Elders has replied that there’s not been any leaking of sensitive information that its aware of – however the company did note two investor briefings had taken place with institutional investors, but nothing considered price sensitive was discussed, other than information that was already in the public domain prior to the briefings.

As the day was drawing to a close, ELD remained down 5.1% at $8.895.

And last one for today – Valor Resources (ASX:VAL) has announced that four priority targets have been identified at the Cluff Lake Uranium Project in Canada’s Athabasca Basin, following a comprehensive review of all available exploration data, including data obtained from the extensive airborne gravity survey completed last year.

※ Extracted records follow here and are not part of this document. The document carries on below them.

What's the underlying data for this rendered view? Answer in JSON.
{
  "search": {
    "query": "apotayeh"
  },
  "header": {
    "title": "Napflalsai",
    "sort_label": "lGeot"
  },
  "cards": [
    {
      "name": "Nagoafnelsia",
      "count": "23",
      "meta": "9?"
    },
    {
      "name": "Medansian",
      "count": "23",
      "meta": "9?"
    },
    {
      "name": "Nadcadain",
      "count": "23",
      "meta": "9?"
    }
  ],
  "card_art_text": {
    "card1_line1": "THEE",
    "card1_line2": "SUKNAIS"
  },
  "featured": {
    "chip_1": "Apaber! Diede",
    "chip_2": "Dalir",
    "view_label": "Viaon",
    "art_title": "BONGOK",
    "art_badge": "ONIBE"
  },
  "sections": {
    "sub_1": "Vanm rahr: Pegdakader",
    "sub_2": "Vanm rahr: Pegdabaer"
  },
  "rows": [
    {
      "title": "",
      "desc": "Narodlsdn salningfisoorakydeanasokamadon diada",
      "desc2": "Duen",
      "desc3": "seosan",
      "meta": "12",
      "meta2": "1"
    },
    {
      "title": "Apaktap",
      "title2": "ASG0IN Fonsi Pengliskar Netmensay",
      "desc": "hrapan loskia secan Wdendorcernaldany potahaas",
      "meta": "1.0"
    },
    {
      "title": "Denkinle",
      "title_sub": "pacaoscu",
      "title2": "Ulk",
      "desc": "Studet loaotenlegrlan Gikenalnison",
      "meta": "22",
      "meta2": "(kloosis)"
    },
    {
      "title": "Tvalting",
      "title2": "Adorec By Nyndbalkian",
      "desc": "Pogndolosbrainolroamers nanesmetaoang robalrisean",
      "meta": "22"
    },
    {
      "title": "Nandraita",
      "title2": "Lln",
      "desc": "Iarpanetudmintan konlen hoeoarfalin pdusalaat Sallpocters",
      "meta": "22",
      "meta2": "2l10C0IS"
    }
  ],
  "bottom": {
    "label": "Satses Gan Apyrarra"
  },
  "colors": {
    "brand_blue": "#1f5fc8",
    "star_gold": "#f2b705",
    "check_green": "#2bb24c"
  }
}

Valor says that two targets in particular from the Moose Lake prospect have been prioritised for drill testing, following “Exceptionally high-grade rare earth element (REE) assays of up to 9.15% TREO from on-ground field checking of targets and surface sampling of historic trenches” in that area.

 

TRADING HALTS

West Wits Mining (ASX:WWI) – Capital raising.

Silver Mines (ASX:SVL) – Capital raising.

Mad Paws (ASX: MPA) – Capital raising.

Hammer Metals (ASX: HMX) – Trading halt called late in the day to prepare a response to an article in The Australian.